The president's criticism of Wray comes the day after Wray, in an exclusive broadcast interview with ABC News, expressed support for the key findings of the IG’s report, even as the White House put a sharply different spin on the report’s findings.
"The Inspector General did not find political bias or improper motivations impacting the opening of the investigation or the decision to use certain investigative tools during the investigations,” Wray told ABC Justice Correspondent Pierre Thomas. “I think it's important that the inspector general found that in this particular instance the investigation was opened with appropriate predication and authorization."

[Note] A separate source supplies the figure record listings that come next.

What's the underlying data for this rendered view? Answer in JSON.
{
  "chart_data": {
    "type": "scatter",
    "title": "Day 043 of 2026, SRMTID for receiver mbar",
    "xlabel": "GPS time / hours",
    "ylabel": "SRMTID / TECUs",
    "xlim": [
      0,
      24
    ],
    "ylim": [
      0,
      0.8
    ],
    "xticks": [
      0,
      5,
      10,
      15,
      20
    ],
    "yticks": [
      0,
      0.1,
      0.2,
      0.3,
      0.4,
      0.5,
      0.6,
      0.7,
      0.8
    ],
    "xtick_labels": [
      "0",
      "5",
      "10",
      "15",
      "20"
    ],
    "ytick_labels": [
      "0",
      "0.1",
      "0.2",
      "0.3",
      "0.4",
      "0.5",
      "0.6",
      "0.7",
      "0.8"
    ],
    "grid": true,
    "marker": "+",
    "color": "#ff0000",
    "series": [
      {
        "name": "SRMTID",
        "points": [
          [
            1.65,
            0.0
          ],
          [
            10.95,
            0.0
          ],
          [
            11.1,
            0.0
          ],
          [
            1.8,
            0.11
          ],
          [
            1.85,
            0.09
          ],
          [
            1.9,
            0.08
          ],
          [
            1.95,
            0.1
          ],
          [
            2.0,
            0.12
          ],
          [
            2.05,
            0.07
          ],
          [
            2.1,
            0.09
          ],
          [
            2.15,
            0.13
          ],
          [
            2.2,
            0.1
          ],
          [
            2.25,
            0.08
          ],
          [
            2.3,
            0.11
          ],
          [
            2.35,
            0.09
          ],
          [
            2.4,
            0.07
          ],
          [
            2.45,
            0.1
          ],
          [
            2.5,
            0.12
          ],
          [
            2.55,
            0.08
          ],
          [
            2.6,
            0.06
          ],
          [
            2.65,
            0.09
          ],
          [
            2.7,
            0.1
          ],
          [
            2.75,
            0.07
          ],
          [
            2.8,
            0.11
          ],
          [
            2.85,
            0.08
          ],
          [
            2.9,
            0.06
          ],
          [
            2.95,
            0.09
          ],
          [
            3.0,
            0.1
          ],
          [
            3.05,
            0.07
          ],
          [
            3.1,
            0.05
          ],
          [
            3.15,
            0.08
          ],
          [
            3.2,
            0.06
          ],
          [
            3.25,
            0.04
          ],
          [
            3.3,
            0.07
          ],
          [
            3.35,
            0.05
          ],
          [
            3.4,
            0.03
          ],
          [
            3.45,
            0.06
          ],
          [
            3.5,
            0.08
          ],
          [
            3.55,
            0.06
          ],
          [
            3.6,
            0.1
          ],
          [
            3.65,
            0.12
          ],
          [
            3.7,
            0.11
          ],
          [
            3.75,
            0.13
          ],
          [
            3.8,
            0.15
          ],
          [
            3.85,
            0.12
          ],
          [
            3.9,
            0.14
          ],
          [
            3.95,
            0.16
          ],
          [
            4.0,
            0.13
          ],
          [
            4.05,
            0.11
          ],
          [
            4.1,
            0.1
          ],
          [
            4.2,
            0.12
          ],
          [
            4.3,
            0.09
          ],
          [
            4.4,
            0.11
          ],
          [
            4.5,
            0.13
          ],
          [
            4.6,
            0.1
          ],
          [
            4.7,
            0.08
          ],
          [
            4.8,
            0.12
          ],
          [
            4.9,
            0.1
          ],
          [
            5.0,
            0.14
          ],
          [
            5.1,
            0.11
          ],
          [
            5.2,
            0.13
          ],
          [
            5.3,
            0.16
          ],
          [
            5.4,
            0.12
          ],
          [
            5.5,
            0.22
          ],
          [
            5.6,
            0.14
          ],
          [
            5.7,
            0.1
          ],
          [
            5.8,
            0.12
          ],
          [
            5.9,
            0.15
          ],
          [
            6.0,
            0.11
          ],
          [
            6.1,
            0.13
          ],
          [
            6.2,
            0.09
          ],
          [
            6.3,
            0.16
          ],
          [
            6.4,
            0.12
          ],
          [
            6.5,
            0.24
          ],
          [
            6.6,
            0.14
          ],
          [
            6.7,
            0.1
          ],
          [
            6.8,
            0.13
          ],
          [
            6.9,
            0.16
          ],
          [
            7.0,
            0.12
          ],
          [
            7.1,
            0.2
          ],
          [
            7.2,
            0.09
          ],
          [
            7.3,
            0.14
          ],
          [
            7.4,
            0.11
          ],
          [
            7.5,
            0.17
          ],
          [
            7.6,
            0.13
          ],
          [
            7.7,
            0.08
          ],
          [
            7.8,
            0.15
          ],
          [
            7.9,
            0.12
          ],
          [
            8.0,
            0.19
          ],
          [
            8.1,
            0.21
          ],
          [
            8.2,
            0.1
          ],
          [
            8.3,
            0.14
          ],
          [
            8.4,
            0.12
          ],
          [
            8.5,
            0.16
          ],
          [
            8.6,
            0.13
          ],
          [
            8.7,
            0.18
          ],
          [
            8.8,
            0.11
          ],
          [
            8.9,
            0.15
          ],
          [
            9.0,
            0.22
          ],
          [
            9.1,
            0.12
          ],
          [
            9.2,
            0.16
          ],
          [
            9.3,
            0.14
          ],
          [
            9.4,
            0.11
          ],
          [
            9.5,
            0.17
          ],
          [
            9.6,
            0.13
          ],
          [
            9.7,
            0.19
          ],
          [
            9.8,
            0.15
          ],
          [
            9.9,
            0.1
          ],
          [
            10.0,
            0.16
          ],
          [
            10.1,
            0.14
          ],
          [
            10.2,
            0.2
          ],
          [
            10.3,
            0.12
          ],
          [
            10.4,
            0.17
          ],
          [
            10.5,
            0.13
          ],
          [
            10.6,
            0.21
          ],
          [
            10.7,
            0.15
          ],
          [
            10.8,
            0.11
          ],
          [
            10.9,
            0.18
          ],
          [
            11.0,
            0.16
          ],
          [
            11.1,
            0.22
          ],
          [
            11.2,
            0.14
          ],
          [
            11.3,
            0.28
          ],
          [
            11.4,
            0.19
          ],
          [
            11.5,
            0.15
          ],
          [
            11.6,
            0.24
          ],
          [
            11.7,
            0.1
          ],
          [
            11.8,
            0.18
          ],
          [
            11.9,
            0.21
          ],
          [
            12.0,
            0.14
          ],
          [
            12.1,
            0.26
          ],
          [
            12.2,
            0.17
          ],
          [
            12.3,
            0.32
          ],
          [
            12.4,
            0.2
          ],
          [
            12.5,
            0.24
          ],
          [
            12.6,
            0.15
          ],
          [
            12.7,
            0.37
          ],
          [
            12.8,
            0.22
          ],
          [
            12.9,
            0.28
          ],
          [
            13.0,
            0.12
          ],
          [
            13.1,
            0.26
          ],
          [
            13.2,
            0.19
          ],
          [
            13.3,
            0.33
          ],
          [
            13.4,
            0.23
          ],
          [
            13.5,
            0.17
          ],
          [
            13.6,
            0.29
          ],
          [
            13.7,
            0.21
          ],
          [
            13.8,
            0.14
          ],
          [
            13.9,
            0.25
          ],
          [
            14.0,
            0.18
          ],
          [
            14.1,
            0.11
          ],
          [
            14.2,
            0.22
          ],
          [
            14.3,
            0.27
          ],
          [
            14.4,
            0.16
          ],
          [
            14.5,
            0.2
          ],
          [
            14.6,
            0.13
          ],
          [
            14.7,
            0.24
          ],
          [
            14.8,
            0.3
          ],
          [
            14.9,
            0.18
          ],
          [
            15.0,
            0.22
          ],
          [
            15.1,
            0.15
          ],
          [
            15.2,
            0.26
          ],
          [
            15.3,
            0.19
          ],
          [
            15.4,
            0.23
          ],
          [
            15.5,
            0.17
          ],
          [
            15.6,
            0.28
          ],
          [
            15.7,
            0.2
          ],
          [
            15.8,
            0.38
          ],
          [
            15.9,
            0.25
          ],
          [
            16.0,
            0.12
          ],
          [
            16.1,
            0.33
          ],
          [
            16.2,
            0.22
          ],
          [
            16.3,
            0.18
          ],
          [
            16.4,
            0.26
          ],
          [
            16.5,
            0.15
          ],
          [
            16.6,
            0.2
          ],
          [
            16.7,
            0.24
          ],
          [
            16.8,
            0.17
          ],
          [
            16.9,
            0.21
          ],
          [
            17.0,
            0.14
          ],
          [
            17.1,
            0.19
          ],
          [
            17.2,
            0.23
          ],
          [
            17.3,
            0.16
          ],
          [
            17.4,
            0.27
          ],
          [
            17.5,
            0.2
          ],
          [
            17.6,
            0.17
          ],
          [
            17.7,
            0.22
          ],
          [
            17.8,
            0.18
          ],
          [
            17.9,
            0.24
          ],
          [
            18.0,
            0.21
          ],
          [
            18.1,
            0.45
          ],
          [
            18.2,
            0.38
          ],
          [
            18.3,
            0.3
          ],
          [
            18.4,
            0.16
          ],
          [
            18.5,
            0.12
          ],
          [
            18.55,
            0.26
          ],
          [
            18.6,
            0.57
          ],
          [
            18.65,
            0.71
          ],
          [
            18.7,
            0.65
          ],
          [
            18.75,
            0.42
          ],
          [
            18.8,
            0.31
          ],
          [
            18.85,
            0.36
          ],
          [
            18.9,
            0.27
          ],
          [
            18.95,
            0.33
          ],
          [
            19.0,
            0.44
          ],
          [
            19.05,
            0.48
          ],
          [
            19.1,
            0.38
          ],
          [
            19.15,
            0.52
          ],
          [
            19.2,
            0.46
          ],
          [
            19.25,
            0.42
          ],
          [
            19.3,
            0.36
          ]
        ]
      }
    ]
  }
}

Wray also pushed back on notion of "Deep State" within the FBI, even as the president has continued to push the narrative that there was a conspiracy against him and his campaign.
"I think that's the kind of label that's a disservice to the men and women who work at the FBI who I think tackle their jobs with professionalism, with rigor, with objectivity, with courage. So that's not a term I would ever use to describe our work force and I think it's an affront to them."
Wray’s defense of the report contradicted Trump's, who called the findings a “disgrace” and said the findings of the report were “far worse” than expected.
The president also claimed the report proved there was an “attempted overthrow” of government and said “a lot of people who were in on it, and they got caught. They got caught red-handed.”
“It’s a disgrace what’s happened with the things that were done to our country. It’s incredible, far worse than I would have ever thought possible.”